Alongside these provisions, OLS was logistically divided into Northern and Southern sectors that would respectively focus on the northern and southern parts of the conflict region in Sudan. The Northern sector of Operation Lifeline Sudan was noted to have coordinated extensively with the Sudanese government in Khartoum. This cooperation led to this sector prioritizing the delivery of aid to internally-displaced individuals that had gathered around the capital of Khartoum. It also led to this sector undertaking operations that were substantively aligned with the development priorities of the Sudanese government. Consequently, the Northern sector of OLS was significantly more intertwined with the government's interests and regulations, leading it to be less independent and more stagnant. Conversely, the Southern sector of Operation Lifeline Sudan was defined by its cooperation with the Sudan People's Liberation Movement/Army. Because the SPLM/A and its regional allies were non-state actors, OLS was not constrained by international norms surrounding sovereignty which dictated that interventions like it would usually operate in deference to the domestic government. This led to the Southern sector becoming more independent, allowing it to focus more on distributing humanitarian aid. The Southern sector of OLS was also able to use its provision as a negotiator to act as a conflict mediator.

== Legacy ==
Operation Lifeline Sudan has been noted to have been highly successful in delivering humanitarian aid in a conflict region. This is especially significant given that it was the first instance of the UN negotiating with a non-state actor like the SPLM/A alongside a state actor like the Sudanese government to neutrally distribute aid. These negotiations pioneered the creation of a rules-based humanitarian space in which aid could be distributed without fear of interference by parties on either side of the conflict. It has also been noted that OLS was crucial in creating an environment in which the SPLM/A and the Sudanese government could begin preliminary peace negotiations. This is because it created common humanitarian ground that allowed both parties to slowly build trust.
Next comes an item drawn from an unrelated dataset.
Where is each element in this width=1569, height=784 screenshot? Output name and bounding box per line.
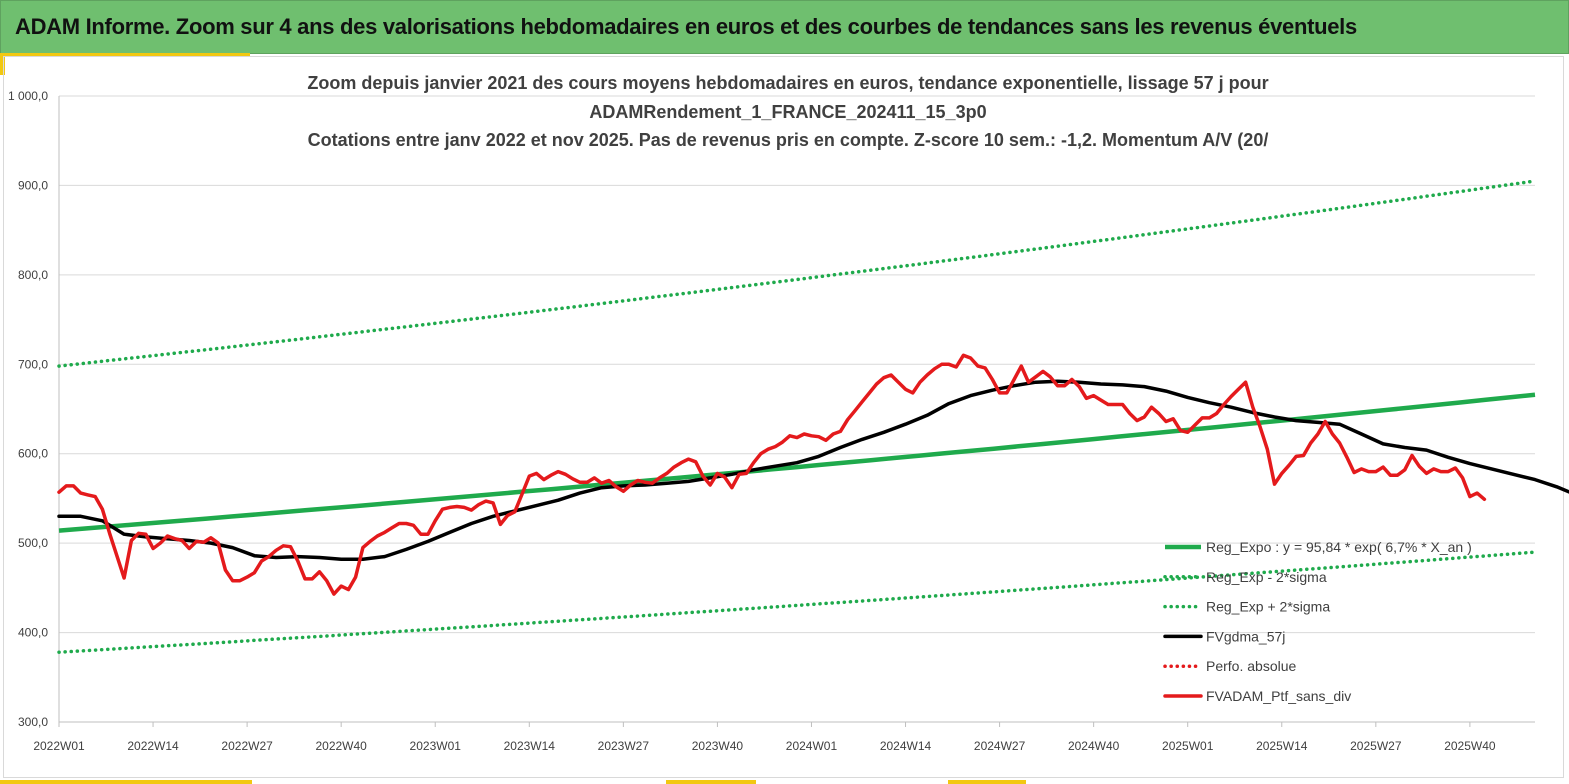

However, Operation Lifeline Sudan also experienced difficulty in facilitating the delivery of humanitarian aid when parties did not respect its mandate. This difficulty was made worse by the fluidity of the Second Sudanese Civil War, as the priorities of both the government and southern rebel factions shifted with the development of the conflict, creating an environment where OLS was vulnerable to the interests of the parties that it was negotiating with. Additionally, many have suggested that Operation Lifeline Sudan prolonged the conflict by legitimizing the SPLM/A and other rebel factions through both negotiating with them and through providing them with aid. This is driven by the concern that aid may be channeled into supporting the military.